Towards a polio-free world: Seychelles introduces injectable polio vaccine
Four-month old Ariah Saleh Ibrahim Abdoulaye was the first baby in Seychelles to be administered with the injectable polio vaccine this morning. (Salifa Magnan, Seychelles News Agency)
(Seychelles News Agency) - Seychelles, an Indian Ocean archipelago of 115 islands with a population of around 93,000 people has joined global efforts to introduce a new form of polio vaccine, the Injectable Inactivated Polio Vaccine, (IPV).
As of today September 1, four-month old babies due for their second dose of the polio vaccine are being administered with the IPV alongside the existing Oral Polio Vaccine (OPV).
The Oral Polio Vaccine (OPV) has for many years been the primary tool used in the global polio eradication effort. According to World Health Organisation figures, this has helped reduce global polio cases considerably, by more than 99 percent since 1988 when the eradication campaign was launched.
Adding one dose of the IPV to multiple doses of OPV is being viewed by health experts as the most effective method available to protect children.
“The OPV is a live vaccine and therefore there is this side effect were some children, 3 out of 1 million dose, will have paralysis as a result of the vaccine. It is very rare and is so uncommon but this side effect is not tolerable. We do not want to expose children to these risks,” the WHO Liaison Officer in Seychelles Dr. Cornelia Atsyor, explained to SNA.
As of today September 1, four-month old babies due for their second dose of the polio vaccine are being administered with the IPV alongside the existing Oral Polio Vaccine (OPV). (Salifa Magnan, Seychelles News Agency) Photo License: CC-BY |
The global introduction of the IPV, which will involve 126 countries including Seychelles with a targetted implementation date of the end of 2015, is expected to lay the foundation for the eventual withdrawal of all OPV vaccines from the respective countries' routine immunization programme.

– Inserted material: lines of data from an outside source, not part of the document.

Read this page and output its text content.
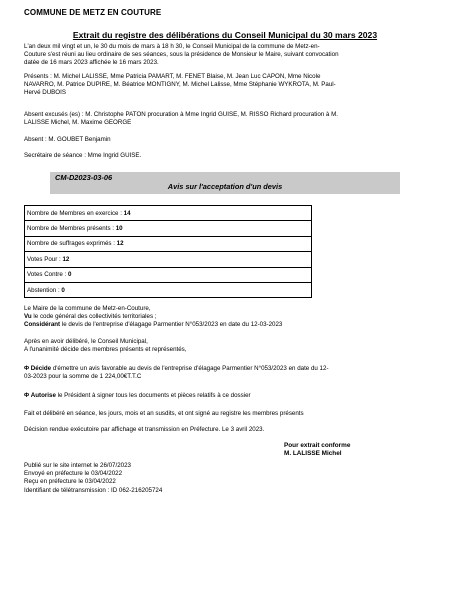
COMMUNE DE METZ EN COUTURE
Extrait du registre des délibérations du Conseil Municipal du 30 mars 2023
L'an deux mil vingt et un, le 30 du mois de mars à 18 h 30, le Conseil Municipal de la commune de Metz-en-
Couture s'est réuni au lieu ordinaire de ses séances, sous la présidence de Monsieur le Maire, suivant convocation
datée de 16 mars 2023 affichée le 16 mars 2023.
Présents : M. Michel LALISSE, Mme Patricia PAMART, M. FENET Blaise, M. Jean Luc CAPON, Mme Nicole
NAVARRO, M. Patrice DUPIRE, M. Béatrice MONTIGNY, M. Michel Lalisse, Mme Stéphanie WYKROTA, M. Paul-
Hervé DUBOIS
Absent excusés (es) : M. Christophe PATON procuration à Mme Ingrid GUISE, M. RISSO Richard procuration à M.
LALISSE Michel, M. Maxime GEORGE
Absent : M. GOUBET Benjamin
Secrétaire de séance : Mme Ingrid GUISE.
CM-D2023-03-06
Avis sur l'acceptation d'un devis
Nombre de Membres en exercice : 14
Nombre de Membres présents : 10
Nombre de suffrages exprimés : 12
Votes Pour : 12
Votes Contre : 0
Abstention : 0
Le Maire de la commune de Metz-en-Couture,
Vu le code général des collectivités territoriales ;
Considérant le devis de l'entreprise d'élagage Parmentier N°053/2023 en date du 12-03-2023
Après en avoir délibéré, le Conseil Municipal,
A l'unanimité décide des membres présents et représentés,
Φ Décide d'émettre un avis favorable au devis de l'entreprise d'élagage Parmentier N°053/2023 en date du 12-
03-2023 pour la somme de 1 224,00€T.T.C
Φ Autorise le Président à signer tous les documents et pièces relatifs à ce dossier
Fait et délibéré en séance, les jours, mois et an susdits, et ont signé au registre les membres présents
Décision rendue exécutoire par affichage et transmission en Préfecture. Le 3 avril 2023.
Pour extrait conforme
M. LALISSE Michel
Publié sur le site internet le 26/07/2023
Envoyé en préfecture le 03/04/2022
Reçu en préfecture le 03/04/2022
Identifiant de télétransmission : ID 062-216205724
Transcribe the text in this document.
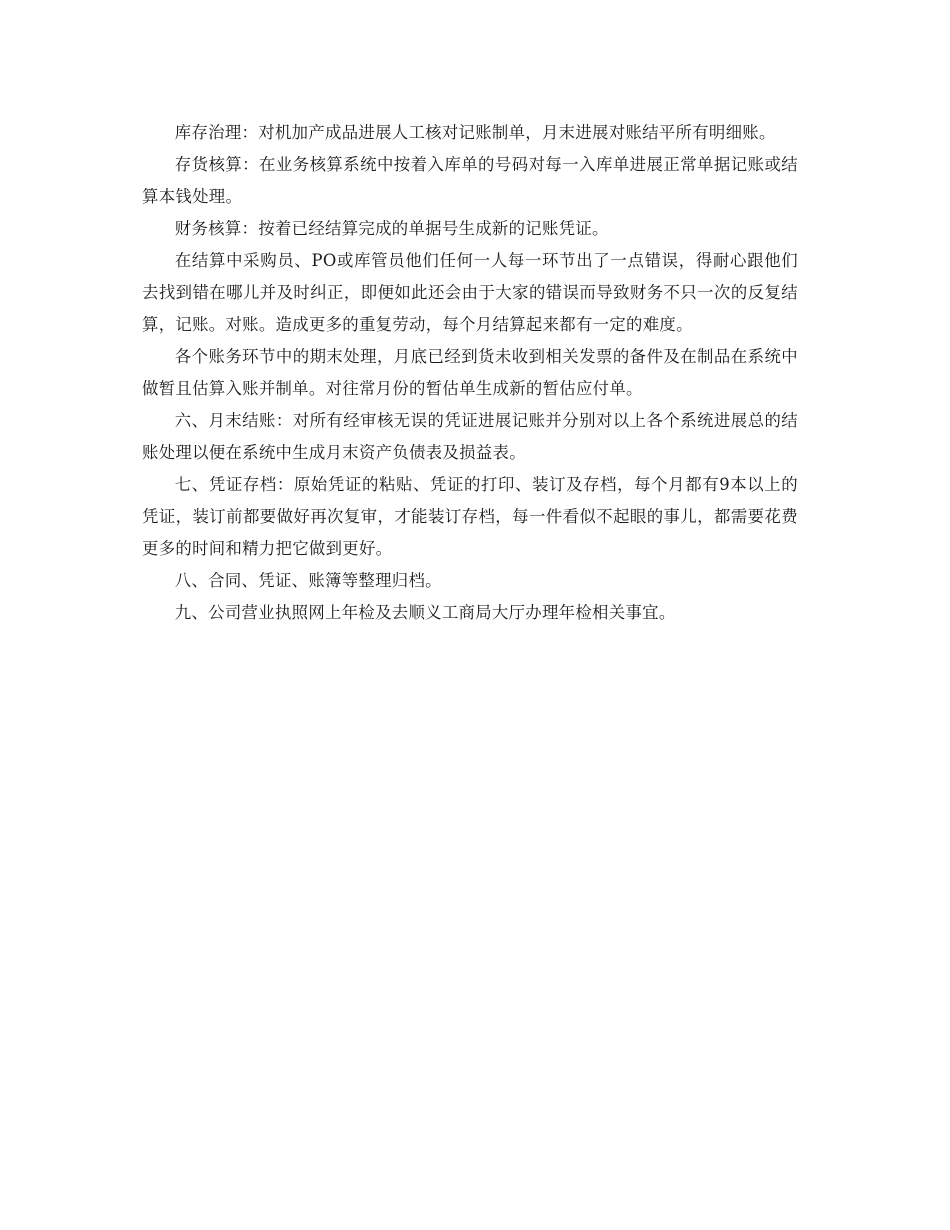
库存治理：对机加产成品进展人工核对记账制单，月末进展对账结平所有明细账。

存货核算：在业务核算系统中按着入库单的号码对每一入库单进展正常单据记账或结算本钱处理。

财务核算：按着已经结算完成的单据号生成新的记账凭证。

在结算中采购员、PO或库管员他们任何一人每一环节出了一点错误，得耐心跟他们去找到错在哪儿并及时纠正，即便如此还会由于大家的错误而导致财务不只一次的反复结算，记账。对账。造成更多的重复劳动，每个月结算起来都有一定的难度。

各个账务环节中的期末处理，月底已经到货未收到相关发票的备件及在制品在系统中做暂且估算入账并制单。对往常月份的暂估单生成新的暂估应付单。

六、月末结账：对所有经审核无误的凭证进展记账并分别对以上各个系统进展总的结账处理以便在系统中生成月末资产负债表及损益表。

七、凭证存档：原始凭证的粘贴、凭证的打印、装订及存档，每个月都有9本以上的凭证，装订前都要做好再次复审，才能装订存档，每一件看似不起眼的事儿，都需要花费更多的时间和精力把它做到更好。

八、合同、凭证、账簿等整理归档。

九、公司营业执照网上年检及去顺义工商局大厅办理年检相关事宜。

However, this will only be possible once the poliovirus has been completely eradicated in the few remaining polio-infected countries, namely Afghanistan and Pakistan. Nigeria is the last African country, which achieved the one-year polio free status in July this year.
A highly-infectious disease, Poliomyelitis, more commonly known as polio is transmitted by person-to-person, spread mainly through the faecal-oral route, predominantly affecting young children.
The virus which exists in three strains then multiplies in the intestines and from there invade the nervous system and as a result can cause paralysis.
Eradication of the virus started in 1988 when more than 350,000 cases were registered. By 2013 this number had drastically gone down to 416 cases.
Regardless of the progress, polio-free countries are still at risk of re-infection due to globalization, whereby the virus can be transported through travels between infected and non-infected countries.
According to WHO, the last case of Polio in Seychelles was registered in 1966.
Newborns in the Indian Ocean archipelago were until today being administered with OPV at the ages of 3, 4, 5 and 18 months after which they receive the drop once more at the ages of 6 and 15 years.
With the introduction of the new vaccine, it is only at four months that babies in Seychelles will be administered with the IPV, while at 3, 5 and 18 months and then at 6 and 15 years only the OPV dosage will be given until the OPV is withdrawn completely.
To better prepare health care providers working in the maternal and child health section, namely nurses, the Seychelles Health Care Agency has received the help of WHO to organize training to educate them on the need to introduce the new polio vaccine and the way it has to be administered.
“We trained 2 batches of nurses [32 in total] during the 2 day training sessions. It went well and most of them [the nurses] said that they feel confident to introduce the IPV at the health facility level,” said Florida Bijoux, the Expanded Immunization Program Manager, at the Ministry of Health.
Sera Desir is among 32 nurses in Seychelles who have been trained to introduce the new polio vaccine as part of the country's immunization programme. (Salifa Magnan, Seychelles News Agency) Photo License: CC-BY |
Apart from polio, the Seychelles immunization programme provides for the protection of children against a wide range of diseases from yellow fever, tuberculosis, hepatitis B, measles, and tetanus among others.
Most recently with the help of WHO, the Pentavalent Vaccine which is a 5-in-1 vaccine against Diphtheria, Whooping Cough (or Pertussis), Tetanus, Hepatitis B and Haemophilus Influenza was also introduced among infants.
Vaccination against Human Papilloma Virus (HPV) which is the common cause of cervical cancer was also introduced last year, targeting 10 to 11 year old girls.
“We are in the process of introducing more vaccines such as the rotavirus vaccine which is against diarrhea and the pneumococcal vaccine [against the Pneumococcal disease] which causes brain and lung infection in children,” Dr Atsyor told SNA.
“The introduction will be evidence based. We don't want to introduce it when we do not have the budding of disease outlined to really convince the public and policy makers about the importance of the introduction.”